Aspada Capital Investments
Theory of Change
Challenge and Context
When SEDF created and invested in Aspada in 2013 there was an acute need to find scalable solutions to support large numbers of people to move up the economic ladder and participate in India’s formal economy. Over 150 million households were living on less than USD $8 per day, 500 million were living below the poverty line. Agriculture was the main employer with over 600 million livelihoods dependent on farming, much of which was small-scale and lacking in modern techniques.

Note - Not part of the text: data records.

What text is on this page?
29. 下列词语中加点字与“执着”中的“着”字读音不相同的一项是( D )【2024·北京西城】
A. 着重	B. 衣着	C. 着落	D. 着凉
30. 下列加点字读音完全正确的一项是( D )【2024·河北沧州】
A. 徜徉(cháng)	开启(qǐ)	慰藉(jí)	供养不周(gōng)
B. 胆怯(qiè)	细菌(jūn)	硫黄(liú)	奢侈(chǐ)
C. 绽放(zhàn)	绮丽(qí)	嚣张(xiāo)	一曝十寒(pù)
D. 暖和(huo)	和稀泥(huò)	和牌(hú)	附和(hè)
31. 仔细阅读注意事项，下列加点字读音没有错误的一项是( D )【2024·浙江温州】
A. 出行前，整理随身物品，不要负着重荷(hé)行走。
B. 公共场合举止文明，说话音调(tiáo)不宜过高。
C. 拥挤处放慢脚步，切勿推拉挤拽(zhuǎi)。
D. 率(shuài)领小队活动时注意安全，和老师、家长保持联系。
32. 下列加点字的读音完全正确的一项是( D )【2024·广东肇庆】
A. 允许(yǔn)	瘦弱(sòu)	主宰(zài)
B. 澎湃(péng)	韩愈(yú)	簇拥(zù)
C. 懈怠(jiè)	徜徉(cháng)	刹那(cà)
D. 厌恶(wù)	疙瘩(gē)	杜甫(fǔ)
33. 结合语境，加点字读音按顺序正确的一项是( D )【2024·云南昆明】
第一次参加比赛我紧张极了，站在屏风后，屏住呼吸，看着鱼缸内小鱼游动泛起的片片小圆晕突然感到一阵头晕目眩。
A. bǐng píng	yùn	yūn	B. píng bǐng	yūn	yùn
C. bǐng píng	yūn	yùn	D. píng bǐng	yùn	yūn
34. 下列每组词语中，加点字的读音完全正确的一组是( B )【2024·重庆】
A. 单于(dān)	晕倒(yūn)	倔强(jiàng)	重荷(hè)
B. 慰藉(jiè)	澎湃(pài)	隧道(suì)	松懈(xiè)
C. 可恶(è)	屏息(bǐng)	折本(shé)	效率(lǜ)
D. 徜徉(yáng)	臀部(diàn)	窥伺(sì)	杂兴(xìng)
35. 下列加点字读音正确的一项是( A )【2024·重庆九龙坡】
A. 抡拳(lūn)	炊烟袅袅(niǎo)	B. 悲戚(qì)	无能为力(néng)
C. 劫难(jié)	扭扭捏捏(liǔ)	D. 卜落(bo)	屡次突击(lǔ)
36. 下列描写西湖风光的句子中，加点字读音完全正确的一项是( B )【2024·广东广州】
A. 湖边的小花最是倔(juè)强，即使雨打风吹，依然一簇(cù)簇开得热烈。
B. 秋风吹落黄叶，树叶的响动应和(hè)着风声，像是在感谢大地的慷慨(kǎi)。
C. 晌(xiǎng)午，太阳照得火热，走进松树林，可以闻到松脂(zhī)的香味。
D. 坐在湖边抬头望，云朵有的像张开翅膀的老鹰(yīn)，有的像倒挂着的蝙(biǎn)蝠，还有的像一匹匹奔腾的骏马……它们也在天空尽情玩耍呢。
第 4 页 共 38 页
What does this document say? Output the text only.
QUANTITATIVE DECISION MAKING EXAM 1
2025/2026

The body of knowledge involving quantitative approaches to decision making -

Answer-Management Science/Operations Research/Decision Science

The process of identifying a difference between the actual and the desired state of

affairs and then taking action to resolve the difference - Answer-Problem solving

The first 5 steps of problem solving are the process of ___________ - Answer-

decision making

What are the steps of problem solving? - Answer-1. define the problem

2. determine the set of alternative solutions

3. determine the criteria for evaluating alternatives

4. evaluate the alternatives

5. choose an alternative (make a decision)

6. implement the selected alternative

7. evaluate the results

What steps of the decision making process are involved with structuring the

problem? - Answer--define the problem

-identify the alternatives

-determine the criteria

The burgeoning Indian Private Equity/Venture Capital industry traditionally focused on sectors such as infrastructure, capital goods and technology that have tried-and-tested analogs in developed markets. Capital directed towards business models focused on essential services and products for the underserved was relatively unavailable. Aspada responded to an opportunity for funding private enterprises that provide high quality basic services at scale to the so-called “forgotten middle”.
Description
The Soros Economic Development Fund launched Aspada in 2013. In 2021, SEDF sold a controlling interest to Lightstone (“LGT”), the international private banking and asset management group owned by the Princely House of Liechtenstein. This positioned Aspada to transition into growth stage investing. Lightrock India manages investments of SONG (an early-stage venture capital firm backed by SEDF, Omidyar Network, and Google), LGT Impact, Aspada and Lightrock.
Impact
Between 2013 and 2021 Aspada’s portfolio companies:
- provided jobs to over 900,000 people earning less than Rs 15,000 per day
- delivered essential goods and services to over 150,000 smallholder farmers
- delivered education services to over one million students
- attracted significant follow-on funding from impact investors, locally based private equity funds, international funds and corporate/strategic investors
By 2023, Aspada’s portfolio companies are expected to have impacted approximately 3.7 million Target Class persons — a 35x increase from Aspada’s initial goals.
Why SEDF?
SEDF’s investment was made to advance Open Society’s economic development support for India, particularly in agriculture, health and education.